Comédie dramatique de Anton Tchekhov, mise en scène de Serge Lipszyc, avec Gérard Chabanier, Juliane Corre, Valérie Durin, Pierre Ficheux, Catherine Ferri, Stéphane Gallet, Michèle Gaulupeau, Julien Léonelli, Serge Lipszyc, Sylvain Méallet, Patrick Palmero, Elsa Rosenknop et Marc Ségala.
La Compagnie du Matamore présente un diptyque Tchekhov avec deux pièces, écrites à plus de vingt ans d'intervalle, "Platonov" et "Les trois sœurs" emblématiques du théâtre du vivant au cœur de l'œuvre de l'auteur et de l'état au monde de l'homme à l'aube du 20ème siècle.
Grâce à une adaptation rafraîchie, Valérie Durin et Serge Lipszyc proposent d'investir l'univers et l'âme de ces "Trois sœurs" qui commence comme une comédie, à l'instar de "Platonov", avec le soleil printanier et régénérant inondant la demeure des Prozorov qui s'apprête à célébrer la fête de la plus jeune sœur.
Un moment joyeux mais qui les ramène à l'an passé, à la mort de leur père. Un an a passé et pourtant, comme le dit une des sœurs, c'est comme si c'était hier, rien n'a changé. Phrase sentence. Tout est dit. La fin est dans le commencement. Car rien ne changera.
Semblable à un albatros sur la terre ferme - "Les russes cultivent de grandes idées mais leur vie est petite" écrit Tchekhov - aucune des trois sœurs, Olga la pétulante (Catherine Ferri), institutrice déçue par un métier qui ne lui procure que migraine, Macha, (Valérie Durin) la révoltée déçue par son mariage avec un hâbleur médiocre (Gérard Chabanier) et sa non-histoire d’amour avec un lieutenant-colonel de passage et marié lui aussi (Serge Lipszyc) Irina la fougueuse cadette (Elsa Rosenknop), ni leur frère Andréi un fin lettré lymphatique (Stéphane Gallet) qui se contente de participer au conseil municipal et de s'endetter au jeu, ne s'envolera vers Moscou, ville de leur enfance heureuse qui seule, par un mécanisme de régression inconscient, pourrait combler leurs aspirations à la vraie vie.
Seule la naissance des enfants du frère scandera le déroulement d'un temps dont les aiguilles de l'horloge se sont arrêtées. Comme les pompéiens momifiés, la famille Prozorov est saisie par la pétrification, une sorte de pétrification psychique qui empêche ses membres même de tenter de réaliser leurs rêves.
Le désenchantement et simultanément à un certain état de lucidité sur leur enlisement les caractérisent et, par ailleurs, tous se leurrent de l'espoir qu'ils participent même par leur immobilisme à quelque chose qui les dépassent pour ne pas céder au désespoir d'être tragiquement seul dans l'immensité indifférente de l'univers.
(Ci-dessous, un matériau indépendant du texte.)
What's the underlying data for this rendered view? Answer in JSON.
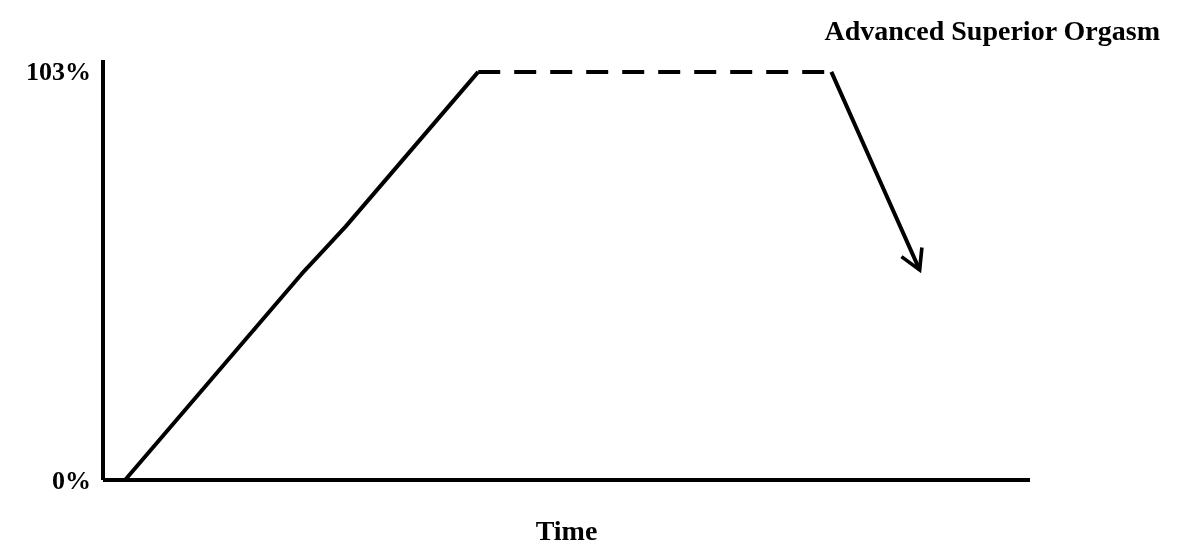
{
  "chart_data": {
    "type": "line",
    "title": "Advanced Superior Orgasm",
    "xlabel": "Time",
    "categories": [
      null,
      null,
      null,
      null,
      null,
      null,
      null,
      null,
      null,
      null,
      null,
      null,
      null,
      null,
      null,
      null,
      null,
      null,
      null,
      null,
      null
    ],
    "ylim": [
      0,
      106
    ],
    "yticks": [
      {
        "value": 0,
        "label": "0%"
      },
      {
        "value": 103,
        "label": "103%"
      }
    ],
    "series": [
      {
        "color": "#000000",
        "values": [
          0,
          13,
          26,
          39,
          52,
          64,
          77,
          90,
          103,
          null,
          null,
          null,
          null,
          null,
          null,
          null,
          null,
          null,
          null,
          null,
          null
        ],
        "line_style": "solid"
      },
      {
        "color": "#000000",
        "values": [
          null,
          null,
          null,
          null,
          null,
          null,
          null,
          null,
          103,
          103,
          103,
          103,
          103,
          103,
          103,
          103,
          103,
          null,
          null,
          null,
          null
        ],
        "line_style": "dashed"
      },
      {
        "color": "#000000",
        "values": [
          null,
          null,
          null,
          null,
          null,
          null,
          null,
          null,
          null,
          null,
          null,
          null,
          null,
          null,
          null,
          null,
          103,
          78,
          53,
          null,
          null
        ],
        "line_style": "solid"
      }
    ]
  }
}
Car Tchekhov dissèque les âmes la société russe de ce fin de siècle avec un scalpel visionnaire puisque s'y trouvent cette croyance apathique en l'utopie des lendemains qui chantent qui constituera non seulement le socle du totalitarisme soviétique mais sa pérennité (voir "Ensorcelés par la mort" de Svletana Alexievitch) et le personnage de l'épouse du frère (Julianne Corre) figure d'un nouvel ordre qui régente la maison en la transformant en appartement communautaire.
Dans ce travail choral de grande qualité, qui traduit une belle qualité d'écoute de l'autre sur scène, toute la troupe remarquablement distribuée - citons également Sylvain Méallet, Julien Léonelli et Pierre Ficheux, dans le rôles des militaires, Patrick Palmero en médecin de famille vestige du temps passé, Marc Segala et Michèle Gaulupeau - joue au diapason dans ce théâtre sans intrigue et sans héros sous la direction intelligente et sensible de Serge Lipszyc qui orchestre sans faille cette symphonie tragique dans laquelle chaque instrumentiste apporte talentueusement sa part d'incarnation qui concourt également à éclairer celle des autres.